Asynchronous translation is also one way to benefit from inter_threads
or multi-GPU parallelism.
New translation options
Some new translation options were added:
-
disable_unk
: disallow the generation of the<unk>
token. -
max_input_length
: truncate the inputs after this many tokens in order to limit the maximum memory usage (1024 by default). -
repetition_penalty
: penalize the tokens that were already generated as described in Keskar et al. 2019.

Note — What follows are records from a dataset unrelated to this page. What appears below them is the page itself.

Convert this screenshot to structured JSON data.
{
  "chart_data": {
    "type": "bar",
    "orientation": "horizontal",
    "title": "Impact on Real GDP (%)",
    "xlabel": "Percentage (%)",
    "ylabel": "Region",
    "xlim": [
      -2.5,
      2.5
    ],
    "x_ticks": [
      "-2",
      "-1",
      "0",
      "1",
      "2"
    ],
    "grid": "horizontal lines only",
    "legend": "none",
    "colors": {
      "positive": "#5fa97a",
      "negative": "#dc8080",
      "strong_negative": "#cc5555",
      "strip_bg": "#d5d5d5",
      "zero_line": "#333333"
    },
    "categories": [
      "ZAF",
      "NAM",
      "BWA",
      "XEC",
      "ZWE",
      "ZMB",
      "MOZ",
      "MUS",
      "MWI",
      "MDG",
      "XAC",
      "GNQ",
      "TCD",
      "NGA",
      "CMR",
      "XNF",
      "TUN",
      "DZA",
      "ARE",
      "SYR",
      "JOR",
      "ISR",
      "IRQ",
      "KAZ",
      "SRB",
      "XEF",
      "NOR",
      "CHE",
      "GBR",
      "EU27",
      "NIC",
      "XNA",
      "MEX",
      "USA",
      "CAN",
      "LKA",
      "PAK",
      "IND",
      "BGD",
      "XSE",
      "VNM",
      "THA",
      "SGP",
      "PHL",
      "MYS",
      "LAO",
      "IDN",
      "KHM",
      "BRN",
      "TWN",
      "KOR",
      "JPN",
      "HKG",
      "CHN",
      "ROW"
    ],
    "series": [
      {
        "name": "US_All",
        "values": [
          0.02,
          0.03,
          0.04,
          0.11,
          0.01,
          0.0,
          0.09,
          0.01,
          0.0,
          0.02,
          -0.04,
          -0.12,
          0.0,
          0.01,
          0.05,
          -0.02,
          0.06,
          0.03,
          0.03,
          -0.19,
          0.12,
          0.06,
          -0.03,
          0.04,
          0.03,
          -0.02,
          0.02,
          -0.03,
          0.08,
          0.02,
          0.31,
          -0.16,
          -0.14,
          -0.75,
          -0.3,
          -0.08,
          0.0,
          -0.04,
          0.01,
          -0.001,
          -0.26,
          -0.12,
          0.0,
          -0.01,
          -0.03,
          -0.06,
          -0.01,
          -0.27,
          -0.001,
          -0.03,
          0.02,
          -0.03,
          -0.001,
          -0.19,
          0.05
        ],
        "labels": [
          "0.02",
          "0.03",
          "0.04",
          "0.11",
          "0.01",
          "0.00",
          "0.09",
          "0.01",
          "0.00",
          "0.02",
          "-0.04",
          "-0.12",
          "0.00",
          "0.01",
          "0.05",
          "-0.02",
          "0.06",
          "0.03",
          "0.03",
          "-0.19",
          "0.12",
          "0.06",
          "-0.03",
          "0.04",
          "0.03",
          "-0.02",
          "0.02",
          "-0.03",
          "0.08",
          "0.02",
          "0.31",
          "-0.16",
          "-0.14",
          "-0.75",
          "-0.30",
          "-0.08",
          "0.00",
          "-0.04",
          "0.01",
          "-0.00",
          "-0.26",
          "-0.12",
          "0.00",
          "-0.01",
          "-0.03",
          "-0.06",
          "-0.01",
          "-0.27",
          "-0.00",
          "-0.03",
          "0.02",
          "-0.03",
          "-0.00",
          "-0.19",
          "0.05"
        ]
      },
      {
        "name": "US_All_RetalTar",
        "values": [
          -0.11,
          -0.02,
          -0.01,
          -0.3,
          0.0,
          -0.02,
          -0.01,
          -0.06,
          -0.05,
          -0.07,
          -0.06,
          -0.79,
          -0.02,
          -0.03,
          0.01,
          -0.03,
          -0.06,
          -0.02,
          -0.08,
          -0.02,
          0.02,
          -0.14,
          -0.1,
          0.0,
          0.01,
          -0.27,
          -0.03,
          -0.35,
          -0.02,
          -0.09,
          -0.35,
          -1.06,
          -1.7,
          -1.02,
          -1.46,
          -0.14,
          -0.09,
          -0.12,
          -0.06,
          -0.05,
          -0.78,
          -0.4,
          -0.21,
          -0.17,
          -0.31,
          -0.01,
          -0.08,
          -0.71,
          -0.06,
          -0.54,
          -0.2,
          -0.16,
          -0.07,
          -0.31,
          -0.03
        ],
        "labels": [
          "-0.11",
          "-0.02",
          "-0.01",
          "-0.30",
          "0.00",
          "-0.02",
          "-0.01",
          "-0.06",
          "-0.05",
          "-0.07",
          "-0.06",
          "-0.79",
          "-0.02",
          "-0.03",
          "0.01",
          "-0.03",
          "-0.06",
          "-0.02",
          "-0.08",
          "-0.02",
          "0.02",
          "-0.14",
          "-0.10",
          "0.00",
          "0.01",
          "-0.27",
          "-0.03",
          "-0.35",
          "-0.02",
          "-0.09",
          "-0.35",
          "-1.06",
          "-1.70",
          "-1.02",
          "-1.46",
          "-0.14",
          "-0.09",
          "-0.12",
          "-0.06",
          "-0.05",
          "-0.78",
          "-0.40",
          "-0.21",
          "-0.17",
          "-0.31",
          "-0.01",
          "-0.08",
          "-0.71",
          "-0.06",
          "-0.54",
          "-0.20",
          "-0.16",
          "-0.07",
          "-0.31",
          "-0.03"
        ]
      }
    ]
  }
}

Performance and correctness improvements
And of course, we are always looking to further increase the translation speed and reduce the memory usage. Since version 2.0, many small optimizations were implemented especially on GPU:
We also improved the correctness of the quantization formula. The impact is very subtle but the numerical results are more accurate. The new formula is only used for models converted after version 2.12.
What’s next?
I feel like language models, especially generative language models, are a natural continuation for this project. Technically the model support is there, but I would need to think about an integration that makes sense.
What are your ideas for CTranslate2? Is there anything you would like to see improved or think is missing from the current implementation? Thanks!